I’m a sucker for a clickbait title. Truly, I am. I love reading about those stories where someone paid off $250k in two years by eating dry noodles and only drinking tap water. Oh, and earning insane amounts of money in their day job and/or living at home with their parents. My biggest question I have in my head when I’m reading these stories is “My god, how on earth didn’t their body give up functioning? Did they get scurvy from the lack of fresh fruit??” Maybe that’s not the point of the article, but it’s almost always my immediate reaction.
These stories are always interesting, and I’m very happy for the authors that they were able to achieve something that is both difficult and impressive. Clearly they had a laser-focus on their goal and went for it. I don’t like reading the comments where people are whining about how the author had special circumstances, and blah blah blah. It’s easy to whine, and I am pretty sure that the author, while maybe a little stung by the comments, is still quite happy with their achievement. I don’t comment negatively (or at all – I don’t think I’ve ever added anything to a digital conversation) but certainly I have some of those whiny thoughts floating around in my head. “Ugh, that’s amazing, I WISH I could do something like that. But nooooo, I live in Vancouver, it’s so expensive, I only make x number of dollars, ughhhhhh.” And then I realized: holy shit, I do have a debt repayment story that is somewhat impressive! Article title change, stat!
How I Paid off $13,500 in One Year
Yes. I paid off nearly $14k in one year, and I’ve completely forgotten about it since. Reading the title it does sound very impressive, and I remember at the time feeling extremely accomplished with myself (rightfully so, in my opinion). But, full disclosure, I had a special circumstance that helped me pay off the loan so quickly.
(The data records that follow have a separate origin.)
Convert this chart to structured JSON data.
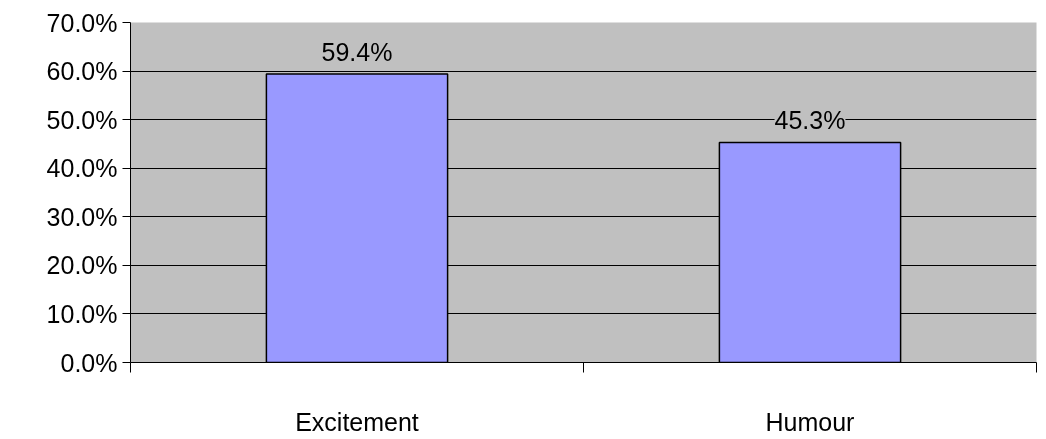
{
  "chart_data": {
    "type": "bar",
    "categories": [
      "Excitement",
      "Humour"
    ],
    "values": [
      59.4,
      45.3
    ],
    "color": "#9999ff",
    "value_labels": [
      "59.4%",
      "45.3%"
    ],
    "ylim": [
      0,
      70
    ],
    "yticks": [
      {
        "value": 0,
        "label": "0.0%"
      },
      {
        "value": 10,
        "label": "10.0%"
      },
      {
        "value": 20,
        "label": "20.0%"
      },
      {
        "value": 30,
        "label": "30.0%"
      },
      {
        "value": 40,
        "label": "40.0%"
      },
      {
        "value": 50,
        "label": "50.0%"
      },
      {
        "value": 60,
        "label": "60.0%"
      },
      {
        "value": 70,
        "label": "70.0%"
      }
    ],
    "grid": "y"
  }
}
You see, I was living in Scotland at the time, and in order for me to stay there the only visa I could get was a student one. And so I began my teaching degree, but I had to take out a loan to pay tuition. Now, not being a citizen of the UK I had no chance of getting a loan there – instead, I took out a Canadian student loan, with which I had zero interest on the first 12 months, and 18 months total to defer payments. As soon as I was on my teacher salary I began throwing money at that debt, which shrunk quite quickly because I was paying it in British pounds. $13,500 amounted to approximately £7000, a much easier number for me to handle. First-year teachers in Scotland are not rolling in it, but living costs are low and I was able to chuck hundreds at a time every month at my loan. The loan people must have hated me because I paid next to no interest thanks to my verve in getting that number down to zero.
I am in no way diminishing my achievement. Writing it down here and thinking back to my circumstances in 2012/2013 reinforces my feeling that I did something I didn’t think I was capable of. But I was able to game the system a little bit using favourable currency conversions, and that is something not many people are able to do. When reading these amazing stories of quick debt repayments, it’s important to remember the special circumstances people may have, but equally important is to realize that you may have some unique chances of your own. Even if you don’t, you will be able to get yourself out of any debt hole you are in. Time and perseverance will get you there, and then it will be your chance to write your own clickbait title.